Manager #1: “So, when are you coming today, buddy?”

Me: “I’m not.”

Manager #1: “Excuse me?”

Me: “If firing me means you get your own way and I get the day off to deal with my very serious personal issues properly, then be my guest.”

Manager #1: “So, then, you have to work thirty days and then you go.”

Me: “Actually, you made no reference to that in the previous conversation.”

Manager #1: “Do you think I f****** care? Listen, you will—”

Me: “Sorry, I don’t think you fully understand what I’m trying to explain to you. I will not be coming in today. You know that I have a very serious personal matter that needs to be addressed but still, you decided the best course of action was to give me an ultimatum to either work longer or be fired. No referral at all to the 30-days notice period there. Oh, and I should also let you know a few things. First, that phone conversation has been recorded and this one will be, too. Second, I have time-stamped and screen-grabbed the rota for today’s shift just in case you want to change it. Finally, all this evidence will be submitted to my union rep once we are done here.”
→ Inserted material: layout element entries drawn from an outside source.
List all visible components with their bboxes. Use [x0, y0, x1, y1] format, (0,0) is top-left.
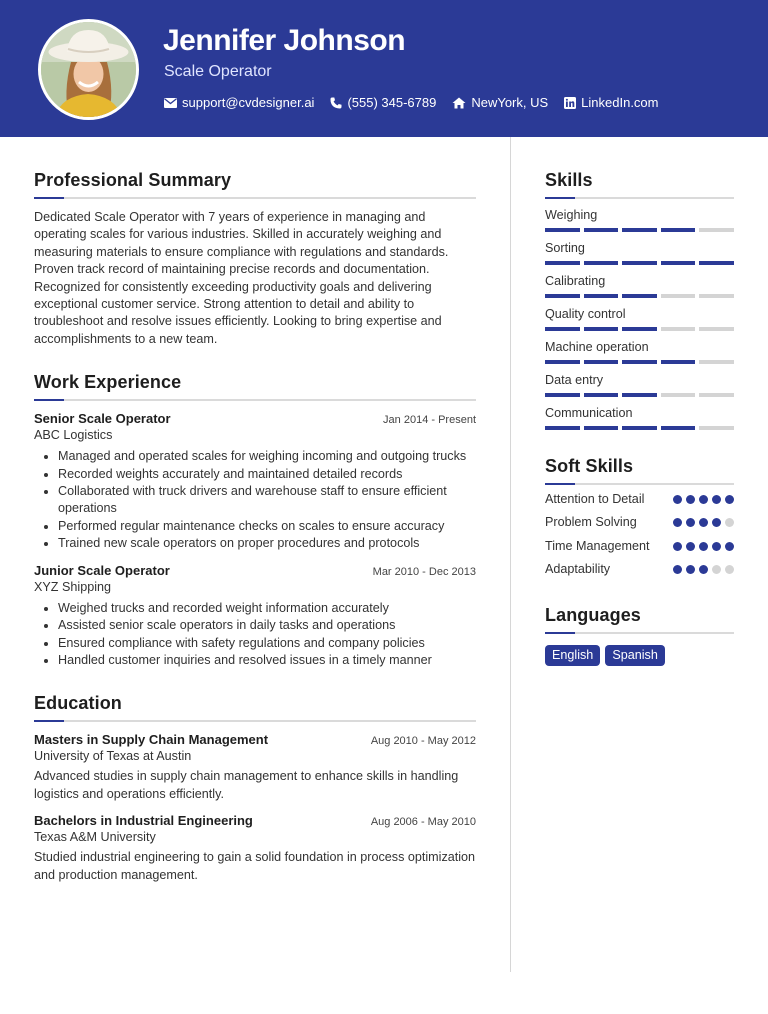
rating-dot — [699, 518, 708, 527]
soft-skill-name: Time Management — [545, 538, 650, 553]
skill-level-segment — [584, 294, 619, 298]
skills-list — [545, 208, 734, 430]
job-bullet: Handled customer inquiries and resolved issues in a timely manner — [34, 652, 476, 669]
skill-item — [545, 241, 734, 265]
skill-item — [545, 340, 734, 364]
education-heading: Education — [34, 693, 122, 714]
skill-level-segment — [622, 393, 657, 397]
rating-dot — [686, 495, 695, 504]
job-bullets — [34, 448, 476, 552]
skill-level-segment — [584, 327, 619, 331]
job-bullet: Assisted senior scale operators in daily tasks and operations — [34, 617, 476, 634]
skill-level-segment — [622, 261, 657, 265]
skill-level-segment — [699, 228, 734, 232]
job-title: Junior Scale Operator — [34, 562, 170, 578]
degree-title: Bachelors in Industrial Engineering — [34, 813, 253, 829]
skill-item — [545, 373, 734, 397]
summary-text: Dedicated Scale Operator with 7 years of experience in managing and operating scales for various industries. Skilled in accurately weighing and measuring materials to ensure compliance with regulations and standards. Proven track record of maintaining precise records and documentation. Recognized for consistently exceeding productivity goals and delivering exceptional customer service. Strong attention to detail and ability to troubleshoot and resolve issues efficiently. Looking to bring expertise and accomplishments to a new team. — [34, 210, 449, 346]
school-name: University of Texas at Austin — [34, 749, 192, 764]
candidate-title: Scale Operator — [164, 63, 272, 80]
skill-name: Sorting — [545, 241, 585, 255]
job-entry — [34, 563, 476, 670]
job-bullet: Recorded weights accurately and maintained detailed records — [34, 466, 476, 483]
job-company: XYZ Shipping — [34, 579, 112, 594]
skill-level-bar — [545, 360, 734, 364]
skill-name: Weighing — [545, 208, 598, 222]
contact-email[interactable] — [164, 95, 314, 110]
skill-level-segment — [545, 327, 580, 331]
rating-dot — [699, 565, 708, 574]
soft-skill-item — [545, 561, 734, 578]
skills-section — [545, 170, 734, 430]
contact-phone-text: (555) 345-6789 — [347, 95, 437, 110]
rating-dot — [712, 542, 721, 551]
rating-dot — [725, 565, 734, 574]
education-dates: Aug 2006 - May 2010 — [370, 816, 476, 829]
skill-level-bar — [545, 228, 734, 232]
summary-heading: Professional Summary — [34, 170, 232, 190]
language-list — [545, 645, 734, 666]
soft-skill-item — [545, 514, 734, 531]
skill-level-segment — [699, 261, 734, 265]
rating-dot — [725, 518, 734, 527]
job-dates: Mar 2010 - Dec 2013 — [372, 565, 476, 578]
languages-heading: Languages — [545, 604, 641, 625]
main-column — [34, 170, 476, 884]
skill-level-segment — [699, 393, 734, 397]
education-entry — [34, 813, 476, 884]
contact-email-text: support@cvdesigner.ai — [182, 95, 315, 110]
education-description: Studied industrial engineering to gain a solid foundation in process optimization and production management. — [34, 850, 476, 882]
soft-skills-rule — [545, 483, 734, 485]
skill-item — [545, 208, 734, 232]
contact-phone[interactable] — [330, 95, 436, 110]
rating-dot — [673, 518, 682, 527]
skill-level-segment — [545, 393, 580, 397]
soft-skills-heading: Soft Skills — [545, 456, 634, 476]
soft-skill-name: Adaptability — [545, 562, 611, 577]
experience-rule — [34, 399, 476, 401]
rating-dot — [686, 565, 695, 574]
skill-level-segment — [622, 426, 657, 430]
skill-name: Communication — [545, 406, 633, 420]
skill-level-segment — [584, 426, 619, 430]
skill-level-segment — [661, 228, 696, 232]
skill-level-bar — [545, 426, 734, 430]
languages-rule — [545, 632, 734, 634]
home-icon — [452, 97, 466, 109]
experience-section — [34, 372, 476, 669]
skill-level-segment — [584, 360, 619, 364]
rating-dot — [673, 495, 682, 504]
rating-dot — [712, 495, 721, 504]
skill-level-segment — [699, 327, 734, 331]
education-dates: Aug 2010 - May 2012 — [370, 735, 476, 748]
rating-dot — [686, 518, 695, 527]
skills-rule — [545, 197, 734, 199]
soft-skill-item — [545, 538, 734, 555]
job-bullets — [34, 600, 476, 670]
skill-level-segment — [622, 228, 657, 232]
skill-level-segment — [584, 261, 619, 265]
skill-level-segment — [699, 360, 734, 364]
profile-photo-illustration — [41, 22, 136, 117]
skill-level-segment — [661, 393, 696, 397]
job-dates: Jan 2014 - Present — [383, 414, 476, 427]
job-bullet: Ensured compliance with safety regulations and company policies — [34, 635, 476, 652]
rating-dot — [673, 542, 682, 551]
education-description: Advanced studies in supply chain management to enhance skills in handling logistics and operations efficiently. — [34, 769, 459, 801]
skill-item — [545, 274, 734, 298]
rating-dot — [712, 565, 721, 574]
skill-level-segment — [661, 327, 696, 331]
resume-header — [0, 0, 768, 137]
education-rule — [34, 720, 476, 722]
job-company: ABC Logistics — [34, 428, 113, 443]
contact-linkedin-text: LinkedIn.com — [581, 95, 659, 110]
soft-skill-rating — [673, 518, 734, 527]
soft-skill-rating — [673, 542, 734, 551]
rating-dot — [712, 518, 721, 527]
soft-skill-name: Attention to Detail — [545, 492, 645, 506]
skill-name: Data entry — [545, 373, 604, 387]
soft-skill-name: Problem Solving — [545, 515, 637, 530]
language-badge: Spanish — [605, 645, 665, 666]
skill-level-segment — [622, 327, 657, 331]
skill-level-segment — [545, 360, 580, 364]
experience-heading: Work Experience — [34, 372, 182, 393]
contact-location-text: NewYork, US — [471, 95, 549, 110]
language-badge: English — [545, 645, 600, 666]
education-entry — [34, 732, 476, 803]
skill-level-segment — [584, 393, 619, 397]
contact-location — [452, 95, 548, 110]
envelope-icon — [164, 98, 177, 108]
skills-heading: Skills — [545, 170, 593, 190]
job-bullet: Trained new scale operators on proper procedures and protocols — [34, 535, 476, 552]
school-name: Texas A&M University — [34, 830, 156, 845]
skill-name: Quality control — [545, 307, 626, 321]
job-bullet: Managed and operated scales for weighing incoming and outgoing trucks — [34, 448, 476, 465]
skill-level-segment — [699, 294, 734, 298]
rating-dot — [673, 565, 682, 574]
soft-skills-list — [545, 491, 734, 579]
skill-level-bar — [545, 261, 734, 265]
rating-dot — [686, 542, 695, 551]
candidate-name: Jennifer Johnson — [163, 24, 406, 57]
skill-level-segment — [622, 294, 657, 298]
contact-list — [164, 95, 659, 110]
soft-skill-item — [545, 491, 734, 508]
job-entry — [34, 411, 476, 552]
skill-level-bar — [545, 327, 734, 331]
phone-icon — [330, 97, 342, 109]
column-divider — [510, 137, 511, 972]
skill-item — [545, 307, 734, 331]
skill-level-segment — [545, 426, 580, 430]
skill-level-bar — [545, 393, 734, 397]
skill-level-segment — [584, 228, 619, 232]
languages-section — [545, 605, 734, 666]
linkedin-icon — [564, 97, 576, 109]
skill-level-segment — [661, 426, 696, 430]
skill-level-segment — [699, 426, 734, 430]
summary-rule — [34, 197, 476, 199]
skill-level-segment — [545, 294, 580, 298]
skill-level-bar — [545, 294, 734, 298]
skill-level-segment — [622, 360, 657, 364]
skill-level-segment — [661, 360, 696, 364]
skill-name: Calibrating — [545, 274, 606, 288]
rating-dot — [725, 495, 734, 504]
skill-level-segment — [545, 228, 580, 232]
rating-dot — [699, 542, 708, 551]
skill-level-segment — [661, 261, 696, 265]
sidebar-column — [545, 170, 734, 666]
degree-title: Masters in Supply Chain Management — [34, 732, 269, 748]
contact-linkedin[interactable] — [564, 95, 658, 110]
soft-skills-section — [545, 456, 734, 579]
job-bullet: Weighed trucks and recorded weight information accurately — [34, 600, 476, 617]
skill-level-segment — [545, 261, 580, 265]
rating-dot — [699, 495, 708, 504]
skill-item — [545, 406, 734, 430]
soft-skill-rating — [673, 495, 734, 504]
job-title: Senior Scale Operator — [34, 411, 171, 427]
job-bullet: Performed regular maintenance checks on scales to ensure accuracy — [34, 518, 476, 535]
education-section — [34, 693, 476, 884]
skill-name: Machine operation — [545, 340, 649, 354]
rating-dot — [725, 542, 734, 551]
job-bullet: Collaborated with truck drivers and warehouse staff to ensure efficient operations — [34, 483, 476, 518]
profile-photo — [38, 19, 139, 120]
soft-skill-rating — [673, 565, 734, 574]
skill-level-segment — [661, 294, 696, 298]
summary-section — [34, 170, 476, 348]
Manager #1: “You are not allowed to record me. It’s illegal.”

Me: “Law states that as long as one person in a phone call is aware of the recording taking place then it is, in fact, legal. Good day, [Manager].” *click*

(I didn’t actually follow through with threatening union involvement. As much of a pig he was, my manager had a family who depended on his paycheck to get by. This still didn’t stop him from calling me all day that week, telling me to come in. I was even asked by [Manager #2] what I wanted from them in order to make the issue go away. But I refused to give in; the damage was already done with those phone calls and to return to working there would have essentially been an admittance of defeat for me.)